Apr 25, 2019 (China Knowledge) - Outbound investment by Chinese companies rose slightly in the first quarter of this year despite ongoing uncertainties and headwinds from the Sino-US trade war.
During the first quarter of this year, Chinese firms and institutional investors completed 65 outbound deals worth RMB 169 billion, increasing by 4.8% compared to the same period one year ago.
Last year, outbound investment from China totaled RMB 738 billion falling by 23% from 2017 due to tighter domestic regulation and an increase in scrutiny by foreign governments on outbound China acquisitions.
In recent times, the Chinese government has increased its oversight of domestic companies looking to make overseas acquisitions after Chinese conglomerates such as Dalian Wanda, HNA Group and Anbang Insurance went on duel-fueled overseas expansions in the past which the government viewed as unsustainable and a threat to its economic stability.

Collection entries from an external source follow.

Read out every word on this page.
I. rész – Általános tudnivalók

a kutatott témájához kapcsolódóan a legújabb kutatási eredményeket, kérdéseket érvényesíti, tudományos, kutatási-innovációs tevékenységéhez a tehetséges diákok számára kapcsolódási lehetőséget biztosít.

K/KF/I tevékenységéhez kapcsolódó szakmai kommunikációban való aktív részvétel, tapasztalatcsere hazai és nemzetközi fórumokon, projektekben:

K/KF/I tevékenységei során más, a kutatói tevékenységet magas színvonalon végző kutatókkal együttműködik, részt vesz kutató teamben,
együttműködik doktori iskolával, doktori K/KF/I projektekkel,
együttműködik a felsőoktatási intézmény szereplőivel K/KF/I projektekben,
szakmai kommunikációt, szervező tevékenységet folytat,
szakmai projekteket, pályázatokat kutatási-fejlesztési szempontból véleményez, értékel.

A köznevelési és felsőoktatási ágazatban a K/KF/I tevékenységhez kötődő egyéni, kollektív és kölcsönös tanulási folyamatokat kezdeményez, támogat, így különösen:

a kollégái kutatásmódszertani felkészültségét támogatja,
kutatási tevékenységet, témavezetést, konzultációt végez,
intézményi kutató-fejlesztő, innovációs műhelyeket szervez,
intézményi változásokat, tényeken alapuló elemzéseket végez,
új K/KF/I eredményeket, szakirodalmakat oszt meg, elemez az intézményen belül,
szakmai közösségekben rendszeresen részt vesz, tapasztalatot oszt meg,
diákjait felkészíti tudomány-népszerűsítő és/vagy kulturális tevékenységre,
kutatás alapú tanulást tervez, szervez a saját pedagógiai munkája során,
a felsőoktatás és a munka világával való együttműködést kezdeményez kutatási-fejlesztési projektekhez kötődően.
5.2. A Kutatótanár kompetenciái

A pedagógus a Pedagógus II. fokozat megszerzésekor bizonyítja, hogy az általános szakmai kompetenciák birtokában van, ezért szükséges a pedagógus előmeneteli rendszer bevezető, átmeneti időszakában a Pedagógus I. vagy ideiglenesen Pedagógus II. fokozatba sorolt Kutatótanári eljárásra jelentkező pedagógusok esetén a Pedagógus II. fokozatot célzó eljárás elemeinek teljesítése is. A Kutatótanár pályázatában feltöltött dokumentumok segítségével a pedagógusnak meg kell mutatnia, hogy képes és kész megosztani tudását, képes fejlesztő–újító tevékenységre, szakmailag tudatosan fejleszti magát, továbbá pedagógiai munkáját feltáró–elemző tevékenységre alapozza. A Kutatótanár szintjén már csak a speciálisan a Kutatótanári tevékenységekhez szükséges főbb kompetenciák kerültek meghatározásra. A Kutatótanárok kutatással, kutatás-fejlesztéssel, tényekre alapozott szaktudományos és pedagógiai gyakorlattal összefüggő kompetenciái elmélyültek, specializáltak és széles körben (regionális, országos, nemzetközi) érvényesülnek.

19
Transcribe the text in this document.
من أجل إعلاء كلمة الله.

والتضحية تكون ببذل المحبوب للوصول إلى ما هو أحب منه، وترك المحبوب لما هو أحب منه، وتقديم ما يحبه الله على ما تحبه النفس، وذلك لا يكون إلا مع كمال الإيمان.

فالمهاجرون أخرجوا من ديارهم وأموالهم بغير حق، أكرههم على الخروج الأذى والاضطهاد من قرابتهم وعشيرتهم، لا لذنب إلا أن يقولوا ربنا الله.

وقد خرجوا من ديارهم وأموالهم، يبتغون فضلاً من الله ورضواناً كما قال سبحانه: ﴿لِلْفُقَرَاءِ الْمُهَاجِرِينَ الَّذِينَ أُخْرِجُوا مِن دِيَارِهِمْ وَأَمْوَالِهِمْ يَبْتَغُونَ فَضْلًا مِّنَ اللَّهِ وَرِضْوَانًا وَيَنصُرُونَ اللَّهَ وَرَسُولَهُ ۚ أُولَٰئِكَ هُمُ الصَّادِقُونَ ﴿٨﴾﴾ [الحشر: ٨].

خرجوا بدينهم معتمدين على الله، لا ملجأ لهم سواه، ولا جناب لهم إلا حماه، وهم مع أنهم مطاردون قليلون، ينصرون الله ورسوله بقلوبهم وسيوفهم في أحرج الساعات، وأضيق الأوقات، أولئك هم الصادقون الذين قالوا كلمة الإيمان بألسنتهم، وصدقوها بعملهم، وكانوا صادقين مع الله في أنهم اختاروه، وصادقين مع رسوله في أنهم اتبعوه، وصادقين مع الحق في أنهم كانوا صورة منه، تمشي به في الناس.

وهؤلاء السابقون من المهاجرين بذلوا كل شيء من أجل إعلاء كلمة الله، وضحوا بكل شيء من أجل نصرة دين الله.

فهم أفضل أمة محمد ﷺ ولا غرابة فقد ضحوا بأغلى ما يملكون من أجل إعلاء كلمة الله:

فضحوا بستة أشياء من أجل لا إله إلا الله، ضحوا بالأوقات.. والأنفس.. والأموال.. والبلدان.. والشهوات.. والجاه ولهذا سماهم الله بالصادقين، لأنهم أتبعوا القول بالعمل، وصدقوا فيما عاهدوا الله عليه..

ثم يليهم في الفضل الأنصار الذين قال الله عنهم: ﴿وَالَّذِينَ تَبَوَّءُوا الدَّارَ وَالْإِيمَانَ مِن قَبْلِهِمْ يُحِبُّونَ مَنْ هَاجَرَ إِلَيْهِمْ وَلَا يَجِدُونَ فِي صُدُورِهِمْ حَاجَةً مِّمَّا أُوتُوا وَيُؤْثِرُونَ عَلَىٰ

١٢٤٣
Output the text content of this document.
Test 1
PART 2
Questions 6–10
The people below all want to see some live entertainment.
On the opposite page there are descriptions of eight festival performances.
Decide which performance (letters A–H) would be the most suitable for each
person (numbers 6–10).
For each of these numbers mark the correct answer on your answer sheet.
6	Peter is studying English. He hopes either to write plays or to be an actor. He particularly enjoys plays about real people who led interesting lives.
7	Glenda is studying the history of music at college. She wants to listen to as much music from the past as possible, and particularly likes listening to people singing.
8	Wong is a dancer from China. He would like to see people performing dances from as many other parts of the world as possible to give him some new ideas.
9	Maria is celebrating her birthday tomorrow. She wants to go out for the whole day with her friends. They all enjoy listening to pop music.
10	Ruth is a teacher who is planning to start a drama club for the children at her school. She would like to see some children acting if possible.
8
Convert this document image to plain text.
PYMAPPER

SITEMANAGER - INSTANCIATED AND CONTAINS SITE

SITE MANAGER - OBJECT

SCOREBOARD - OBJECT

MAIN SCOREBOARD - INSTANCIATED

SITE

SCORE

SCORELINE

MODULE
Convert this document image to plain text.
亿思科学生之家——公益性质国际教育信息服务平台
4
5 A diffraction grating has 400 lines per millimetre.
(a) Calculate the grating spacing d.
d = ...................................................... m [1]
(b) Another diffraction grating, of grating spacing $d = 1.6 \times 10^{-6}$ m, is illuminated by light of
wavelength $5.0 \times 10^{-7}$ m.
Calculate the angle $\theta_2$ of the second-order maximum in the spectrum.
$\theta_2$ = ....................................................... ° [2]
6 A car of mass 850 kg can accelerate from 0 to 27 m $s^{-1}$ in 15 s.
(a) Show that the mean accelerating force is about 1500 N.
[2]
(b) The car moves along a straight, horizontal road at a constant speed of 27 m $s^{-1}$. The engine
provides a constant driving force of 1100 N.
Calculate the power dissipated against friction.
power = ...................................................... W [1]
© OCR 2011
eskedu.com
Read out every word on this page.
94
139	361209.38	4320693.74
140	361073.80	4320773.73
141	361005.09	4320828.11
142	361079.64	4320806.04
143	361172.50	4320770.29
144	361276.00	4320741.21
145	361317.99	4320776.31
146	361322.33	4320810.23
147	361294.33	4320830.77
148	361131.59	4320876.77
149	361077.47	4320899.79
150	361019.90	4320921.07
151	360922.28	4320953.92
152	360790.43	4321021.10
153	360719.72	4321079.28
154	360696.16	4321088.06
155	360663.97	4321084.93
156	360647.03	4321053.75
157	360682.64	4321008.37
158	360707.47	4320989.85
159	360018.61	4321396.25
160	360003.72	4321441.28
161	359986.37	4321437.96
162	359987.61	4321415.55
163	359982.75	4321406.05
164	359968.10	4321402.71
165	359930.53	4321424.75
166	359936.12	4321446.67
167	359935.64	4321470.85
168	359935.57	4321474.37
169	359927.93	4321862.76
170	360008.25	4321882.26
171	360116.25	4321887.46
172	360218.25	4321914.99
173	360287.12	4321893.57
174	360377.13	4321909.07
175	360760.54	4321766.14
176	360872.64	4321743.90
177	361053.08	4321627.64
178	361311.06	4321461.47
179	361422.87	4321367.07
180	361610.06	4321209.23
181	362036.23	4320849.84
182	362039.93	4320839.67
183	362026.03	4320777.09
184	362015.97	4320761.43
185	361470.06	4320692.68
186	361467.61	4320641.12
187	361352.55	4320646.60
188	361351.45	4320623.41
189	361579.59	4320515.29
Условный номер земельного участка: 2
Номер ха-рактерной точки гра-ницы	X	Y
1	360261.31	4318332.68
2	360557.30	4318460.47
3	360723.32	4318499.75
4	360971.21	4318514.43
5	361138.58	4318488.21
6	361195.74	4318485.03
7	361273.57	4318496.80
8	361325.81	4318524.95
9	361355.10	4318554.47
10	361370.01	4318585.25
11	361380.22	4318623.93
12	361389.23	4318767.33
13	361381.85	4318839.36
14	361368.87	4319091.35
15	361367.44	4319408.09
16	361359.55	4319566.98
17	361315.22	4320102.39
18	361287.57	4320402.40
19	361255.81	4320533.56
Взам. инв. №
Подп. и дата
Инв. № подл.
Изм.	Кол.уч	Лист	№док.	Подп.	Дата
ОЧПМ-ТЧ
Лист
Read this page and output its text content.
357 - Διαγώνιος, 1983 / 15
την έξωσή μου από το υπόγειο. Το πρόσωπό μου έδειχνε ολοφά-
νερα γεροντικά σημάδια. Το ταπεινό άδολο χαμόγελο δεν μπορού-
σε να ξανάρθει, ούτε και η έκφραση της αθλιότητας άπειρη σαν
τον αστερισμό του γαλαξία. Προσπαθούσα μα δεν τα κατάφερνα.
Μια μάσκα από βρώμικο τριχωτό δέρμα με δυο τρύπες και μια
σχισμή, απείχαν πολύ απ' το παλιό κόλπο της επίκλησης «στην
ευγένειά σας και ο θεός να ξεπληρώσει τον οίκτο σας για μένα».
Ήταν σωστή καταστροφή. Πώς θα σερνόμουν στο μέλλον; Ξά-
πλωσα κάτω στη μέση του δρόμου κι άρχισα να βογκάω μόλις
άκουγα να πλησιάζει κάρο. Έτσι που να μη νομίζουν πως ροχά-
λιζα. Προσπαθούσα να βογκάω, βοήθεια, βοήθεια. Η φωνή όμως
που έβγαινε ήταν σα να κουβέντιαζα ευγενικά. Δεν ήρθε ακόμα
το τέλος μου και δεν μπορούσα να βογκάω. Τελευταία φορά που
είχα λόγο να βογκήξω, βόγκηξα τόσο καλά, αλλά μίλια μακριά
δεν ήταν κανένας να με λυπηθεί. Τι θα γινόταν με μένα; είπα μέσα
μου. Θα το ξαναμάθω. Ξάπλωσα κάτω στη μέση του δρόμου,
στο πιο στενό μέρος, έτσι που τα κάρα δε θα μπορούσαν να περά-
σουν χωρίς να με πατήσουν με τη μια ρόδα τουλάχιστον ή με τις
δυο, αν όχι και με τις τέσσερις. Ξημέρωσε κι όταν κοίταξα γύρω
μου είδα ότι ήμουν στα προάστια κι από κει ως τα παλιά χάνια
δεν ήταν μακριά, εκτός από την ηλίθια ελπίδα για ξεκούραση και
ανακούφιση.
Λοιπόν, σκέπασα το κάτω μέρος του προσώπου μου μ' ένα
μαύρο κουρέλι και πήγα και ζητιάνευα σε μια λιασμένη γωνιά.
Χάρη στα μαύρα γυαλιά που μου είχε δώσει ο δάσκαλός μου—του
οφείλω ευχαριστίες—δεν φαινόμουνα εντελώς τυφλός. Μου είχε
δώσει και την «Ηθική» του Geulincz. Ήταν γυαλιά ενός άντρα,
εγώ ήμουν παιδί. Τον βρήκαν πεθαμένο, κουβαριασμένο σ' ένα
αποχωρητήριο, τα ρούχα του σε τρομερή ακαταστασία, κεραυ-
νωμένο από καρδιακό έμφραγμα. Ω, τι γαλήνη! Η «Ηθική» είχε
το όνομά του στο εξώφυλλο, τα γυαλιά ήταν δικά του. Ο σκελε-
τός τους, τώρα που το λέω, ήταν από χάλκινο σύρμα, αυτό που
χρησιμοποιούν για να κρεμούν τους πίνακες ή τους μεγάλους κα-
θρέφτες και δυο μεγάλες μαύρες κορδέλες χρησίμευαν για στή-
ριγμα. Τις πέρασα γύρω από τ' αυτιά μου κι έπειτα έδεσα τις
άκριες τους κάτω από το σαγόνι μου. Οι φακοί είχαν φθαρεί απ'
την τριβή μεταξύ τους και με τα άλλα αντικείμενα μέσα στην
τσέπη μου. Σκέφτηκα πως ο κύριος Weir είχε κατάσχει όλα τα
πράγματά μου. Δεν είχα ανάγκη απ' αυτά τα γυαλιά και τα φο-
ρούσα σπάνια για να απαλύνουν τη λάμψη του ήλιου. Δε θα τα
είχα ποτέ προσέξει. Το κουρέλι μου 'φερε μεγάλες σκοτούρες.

At the same time, Chinese companies are also increasingly faced with resistance from foreign governments in regards to their foreign acquisitions of which some governments view as a threat to national security.
Despite this, China has still managed to remain active in mergers and acquisitions relating to natural resources and technology companies and the slight uptick in outbound investments last quarter shows that such outbound investments are likely returning to more normal levels.